During my post-doc at NIH I worked on a software implementation of my brain-architecture project, presenting the results as Unsupervised Pixel-prediction at the Neural and Information Processing Systems conference ("NIPS 1995") and the Society for Neuroscience conference in San Diego. I also came up with a model of thalamus as a specific kind of signal processor very useful to a brain: a non-rectifying predictive comparator. The model was never published because I finished it just as I left NIH to move to Silicon Valley.

In Silicon Valley (home to my family home in Menlo Park) I worked at a new startup company every year or two (the list is on my resume), starting with Senior Engineer (i.e. programmer) and ending (?) with Chief Algorithm Officer. As I specialized in understanding the flow of numbers, inferences, and statistics behind profitable machine intelligence, I discovered that few computer scientists understood continuous systems, and few physicists and mechanical or hardware engineers understood software. So that intersection became my niche.

I loved my one bio-physics job (at Vital Insite), doing the simultaneous jobs of chief theorist and chief experimentalist. It was a bio-tech startup hoping to create a non-invasive device for measuring inter-arterial blood pressure (which is like measuring the pressure inside a champagne bottle without opening it). The stakes were at least hundreds of lives and billions of dollars a year, and the technology was brilliant: injecting vibrations into the radial artery near the wrist, and measuring their phase-velocity and dispersion as they traveled along the artery toward the heart. I got to work on a small team of physicists, nurses, mechanical engineers, programmers, and machinists. And I enjoyed a privilege rare these days: both discovering and explaining a new albeit very arcane phenomenon. (For the curious: the vibrational phase velocity in the artery slowed with the dorsiflexion of the forearm, which I proved with ultrasound and autopsy occurred because the artery was flattened by tendons passing it. One can understand the physics of this effect as follows: in an ordinary cylinder, the phase velocity depends on the elasticity of the cylinder's wall. But in a squashed elliptical cylinder, it also depends on the spring constant pushing the ellipse out of round, and that additional compliance slows the waves).

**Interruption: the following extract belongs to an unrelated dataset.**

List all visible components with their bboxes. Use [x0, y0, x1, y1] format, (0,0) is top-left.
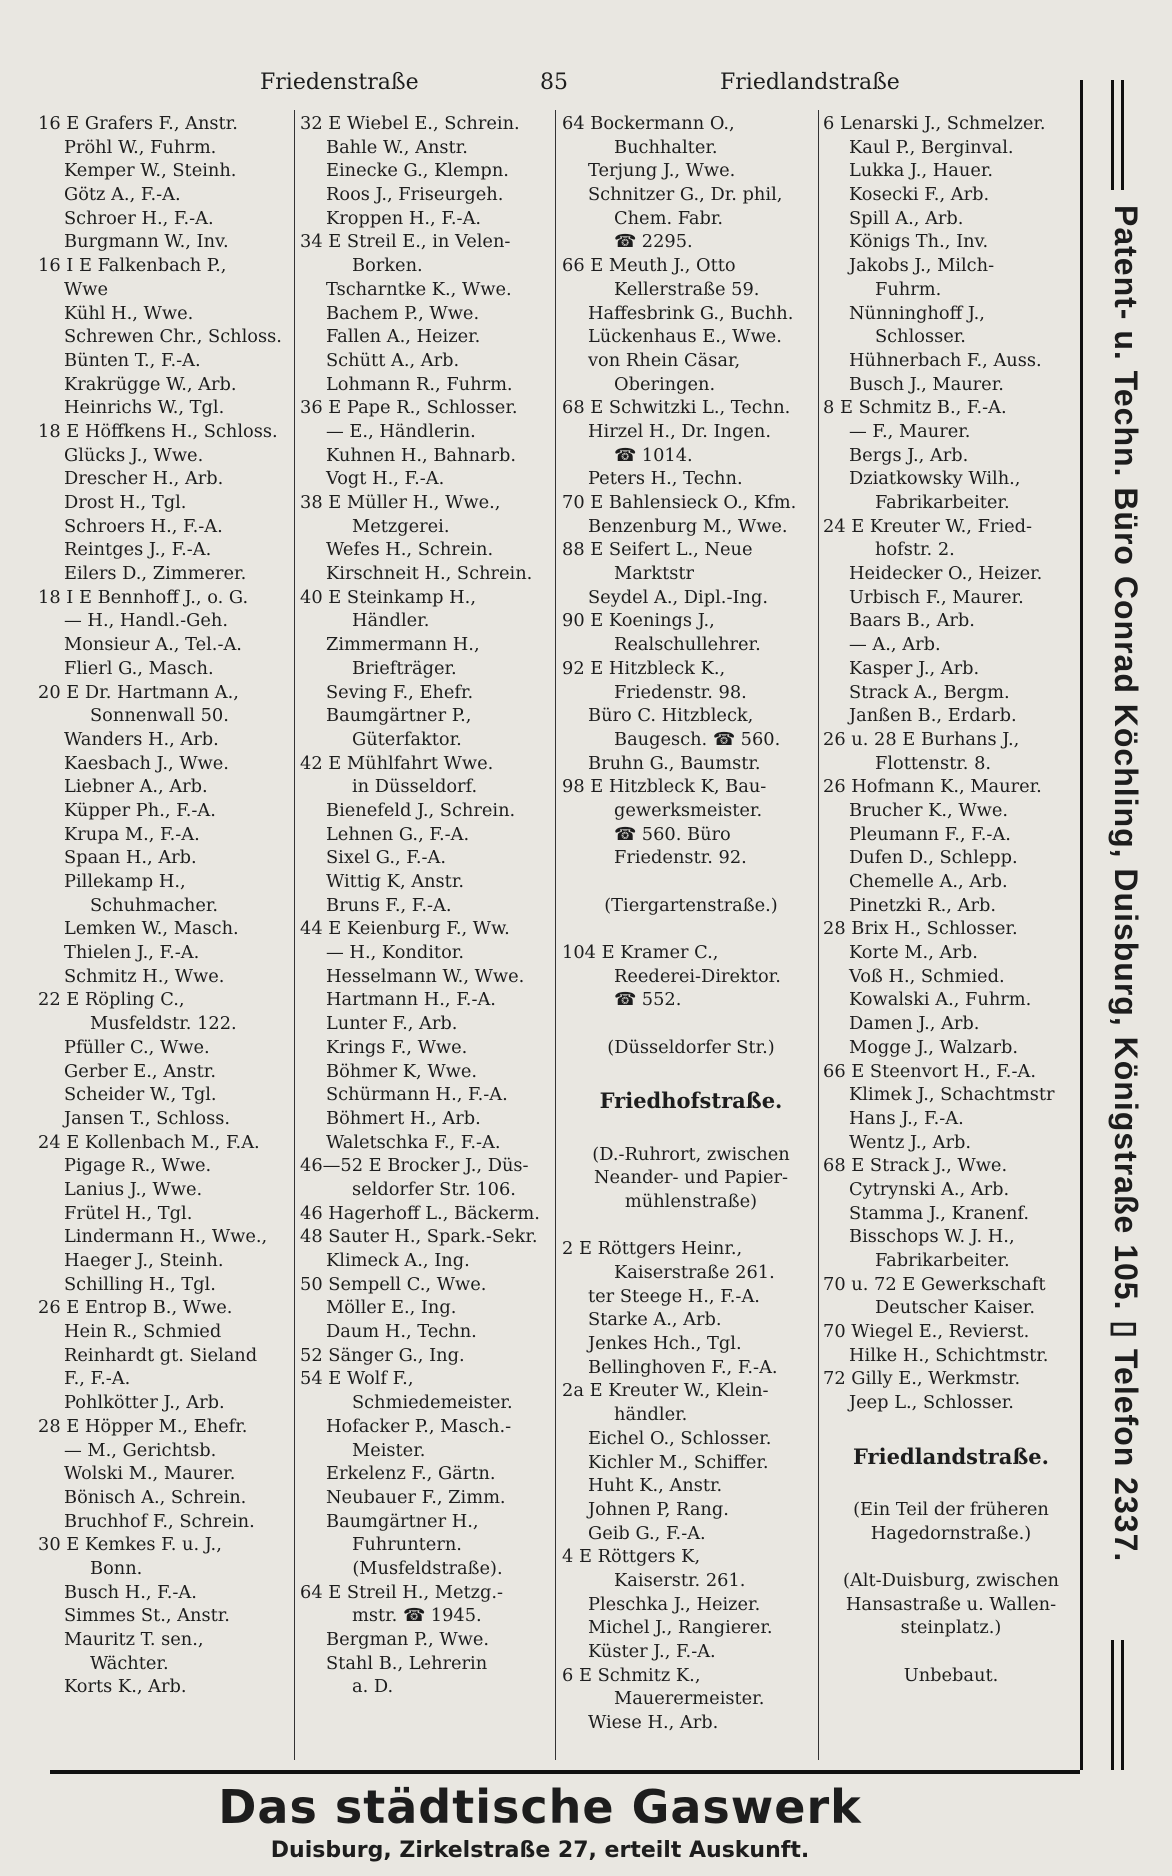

Because I always insisted on writing my own code (not in MatLab, but in "real" languages like C++ or Java), I was able to play with algorithms and tune them by hand, and ultimately to design the algorithms to do the tuning, i.e. to make the system informationally self-sufficient. I learned that the best ways to understand the mathematical constraints on autonomous, real-time systems is to build them.

My two-year return to academic science at the Redwood Neuroscience Institute revived my interest in the problem of the brain, and reminded me it had not yet been solved. Starting with the job-talk I presented there ("Brain-like software architecture: confessions of an ex-neuroscientist"), I advocated a brain-architecture of prediction modules I called "compressors" which might solve the brain's problem of representation in a scale-free way. That software architecture was adopted by Numenta, but to my knowledge there is little understanding of the specific signal-processing each separate module actually must do. I still believe in that design, but now understand each module to be a truly continuous simulation engine.